The South Korean company, which said on Friday morning that it expects smartphones to be the main profit engine of its business, had been expected to launch its new Nexus Prime phone, running the latest version of Google’s Android software – numbered 4.0, and dubbed “Ice Cream Sandwich” – on Tuesday at the CTIA trade show.
But in a curt statement on Friday afternoon, it said: “Samsung and Google decided to postpone the new product announcement at CTIA Fall. We agree that it is just not the right time to announce a new product. New date and venue will be shortly announced.”
The company would not elucidate, though it is understood that the reason is not connected to any hardware or software problems around the phone.
That implies that the decision was taken because it would be seen as too close to the death of Jobs. No new date has been given by Samsung for the announcement. No date has been given either by Jobs’s family for his funeral.
Samsung and Apple are battling in a number of court cases around the world, with Apple claiming that Samsung’s products copy significant elements of the appearance of its iPhone and iPad devices, and that it infringes a number of patents. Samsung has hit back by claiming that Apple is infringing a number of its patents, including some on mobile devices: it has threatened to prevent sales of Apple’s iPhone 4S, announced only on Tuesday, in France and Italy.
Last year Jobs tried unsuccessfully to intercede in the dispute before it escalated into a full-scale court battle. The first shots in the legal battle were filed in April 201.
Samsung, the largest electronics company in the world, announced on Friday morning that it expects to rack up record profits from handset sales. Analysts think that it could have passed Apple in the July-September period for the total number of smartphone handsets shipped around the world.
However its other divisions are under pressure amidst squeezed consumer spending. The South Korean firm estimated its quarterly operating profit at 4.2 trillion won (£2.3bn) versus a consensus forecast of 3.4 trillion (£1.8bn) won by analysts surveyed by Thomson Reuters I/B/E/S. That would be down 14%, from a year ago but up 12% from the preceding quarter.
Samsung sold 19m smartphones in the second quarter, and analysts expect shipments to have risen to more than 28m units in the third quarter, helping it towards its target for the year of 60m units. Samsung sold only about 1m fewer smartphones than Apple in the second quarter.

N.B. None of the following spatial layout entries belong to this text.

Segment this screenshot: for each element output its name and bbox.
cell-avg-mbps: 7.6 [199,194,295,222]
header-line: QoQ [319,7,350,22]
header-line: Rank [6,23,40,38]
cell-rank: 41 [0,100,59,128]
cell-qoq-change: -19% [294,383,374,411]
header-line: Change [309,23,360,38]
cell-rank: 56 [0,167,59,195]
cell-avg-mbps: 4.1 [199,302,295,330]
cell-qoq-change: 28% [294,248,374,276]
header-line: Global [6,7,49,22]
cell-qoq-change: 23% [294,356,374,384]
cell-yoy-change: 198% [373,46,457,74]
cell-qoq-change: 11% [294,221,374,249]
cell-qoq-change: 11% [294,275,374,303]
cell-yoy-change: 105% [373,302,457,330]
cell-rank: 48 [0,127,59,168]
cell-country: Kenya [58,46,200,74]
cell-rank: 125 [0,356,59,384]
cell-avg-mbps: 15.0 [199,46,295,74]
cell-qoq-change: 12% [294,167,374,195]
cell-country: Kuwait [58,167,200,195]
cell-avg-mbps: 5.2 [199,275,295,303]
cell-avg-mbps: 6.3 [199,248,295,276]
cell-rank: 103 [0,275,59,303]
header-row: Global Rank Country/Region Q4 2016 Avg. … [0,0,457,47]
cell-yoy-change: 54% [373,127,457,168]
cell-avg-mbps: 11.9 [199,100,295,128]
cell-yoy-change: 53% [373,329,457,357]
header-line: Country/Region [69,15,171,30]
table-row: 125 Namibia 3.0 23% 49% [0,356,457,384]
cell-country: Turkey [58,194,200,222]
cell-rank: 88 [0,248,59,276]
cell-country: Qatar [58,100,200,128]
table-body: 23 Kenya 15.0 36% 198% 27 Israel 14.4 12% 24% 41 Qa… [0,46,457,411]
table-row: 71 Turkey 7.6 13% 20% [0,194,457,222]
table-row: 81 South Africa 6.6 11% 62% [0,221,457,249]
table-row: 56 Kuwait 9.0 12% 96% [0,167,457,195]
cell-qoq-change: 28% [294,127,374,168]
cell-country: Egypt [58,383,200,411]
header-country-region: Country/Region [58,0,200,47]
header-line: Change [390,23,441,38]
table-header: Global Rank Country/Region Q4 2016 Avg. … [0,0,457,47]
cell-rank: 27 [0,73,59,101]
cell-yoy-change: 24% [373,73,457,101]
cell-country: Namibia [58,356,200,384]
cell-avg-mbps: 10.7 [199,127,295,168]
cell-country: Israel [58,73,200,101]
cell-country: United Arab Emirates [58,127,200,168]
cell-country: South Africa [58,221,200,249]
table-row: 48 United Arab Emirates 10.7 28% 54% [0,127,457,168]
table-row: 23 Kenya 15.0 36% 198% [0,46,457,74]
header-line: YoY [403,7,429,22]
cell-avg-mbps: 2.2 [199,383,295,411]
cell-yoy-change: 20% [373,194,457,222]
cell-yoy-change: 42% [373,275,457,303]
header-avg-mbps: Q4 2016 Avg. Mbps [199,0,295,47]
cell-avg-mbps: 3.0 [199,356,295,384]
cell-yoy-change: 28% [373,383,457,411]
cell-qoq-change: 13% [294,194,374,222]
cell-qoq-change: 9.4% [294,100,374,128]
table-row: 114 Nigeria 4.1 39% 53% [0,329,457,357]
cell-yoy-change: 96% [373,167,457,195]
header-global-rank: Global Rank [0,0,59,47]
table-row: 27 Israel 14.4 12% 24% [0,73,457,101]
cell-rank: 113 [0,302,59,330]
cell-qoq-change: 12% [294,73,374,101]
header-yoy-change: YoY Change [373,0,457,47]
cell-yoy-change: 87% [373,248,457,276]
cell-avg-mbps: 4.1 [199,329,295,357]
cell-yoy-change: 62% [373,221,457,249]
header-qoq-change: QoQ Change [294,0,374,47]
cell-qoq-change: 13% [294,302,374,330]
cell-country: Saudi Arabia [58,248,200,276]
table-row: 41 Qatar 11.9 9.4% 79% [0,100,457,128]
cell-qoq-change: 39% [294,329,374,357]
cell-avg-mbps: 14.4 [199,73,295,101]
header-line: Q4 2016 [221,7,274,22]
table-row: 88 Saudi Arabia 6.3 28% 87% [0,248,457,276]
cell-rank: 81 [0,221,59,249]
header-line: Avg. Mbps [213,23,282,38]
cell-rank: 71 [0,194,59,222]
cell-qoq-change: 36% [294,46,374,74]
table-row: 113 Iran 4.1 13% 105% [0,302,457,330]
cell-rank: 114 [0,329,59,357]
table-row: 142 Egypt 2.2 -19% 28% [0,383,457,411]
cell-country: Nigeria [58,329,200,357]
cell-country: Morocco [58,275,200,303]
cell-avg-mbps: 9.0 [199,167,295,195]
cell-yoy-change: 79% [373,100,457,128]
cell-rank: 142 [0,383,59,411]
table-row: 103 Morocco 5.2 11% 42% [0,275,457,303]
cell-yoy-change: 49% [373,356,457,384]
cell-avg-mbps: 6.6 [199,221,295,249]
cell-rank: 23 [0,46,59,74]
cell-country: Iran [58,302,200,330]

It plans to release its first smartphone based on the latest version of Microsoft’s mobile operating system this month, Windows Phone “Mango”, while a 5.3-inch screen Galaxy Note, a hybrid of a smartphone and a tablet, is set to go on sale later this year.
Samsung leads a pack of companies selling phones on Google’s Android operating system.
“The Galaxy S II probably played a key role in boosting the company’s earnings and it will continue to do so pretty much unchallenged, until Apple unveils a better new version of iPhone,” said Kyung Woo-hyun, a fund manager at Daishin Asset Management.
Samsung, which worked out how to make black and white TVs in the 1970s by tearing apart Japanese models, has become a top global brand over the past decade.
It boasts a market value of £76bn, much bigger than the combined value of rivals such as Sony, Nokia , Research In Motion, Toshiba and Panasonic. Samsung’s shares have fallen 5% over the past three months versus a 12% drop in Apple’s shares.
• Sony is said to be in talks to buy Ericsson out of its share in their joint venture in the mobile phone business, Sony Ericsson. The companies must decide this month whether to renew their 10-year-old pact that created the company. The deal could be worth up to $1.3bn, depending on what arrangement they come to over the use of Ericsson’s telecoms patents.
Yoshiharu Izumi, an analyst at J P Morgan in Tokyo, said the deal could be worth upwards of $1.3bn, depending on what agreement the two reach about the continuing use of Ericsson’s telecoms patents.
“Up to now Sony’s products and network services have all been separate. Unifying them would be positive,” Izumi said.
“If they can leverage their games and other network services I think they can lift their share,” he added.
Should any buyout go ahead, Sony will need to take steps to protect itself from legal challenges to its patents. Thus far the joint venture has been protected from the kind of court room challenges seen by rivals because Ericsson, the world’s largest mobile telecom gear maker, holds one of the largest patent portfolios in the industry.
“Sony will definitely want to bolster its portfolio in such a deal so it can defend itself in the most litigious segment of the technology industry,” said intellectual property expert Florian Mueller.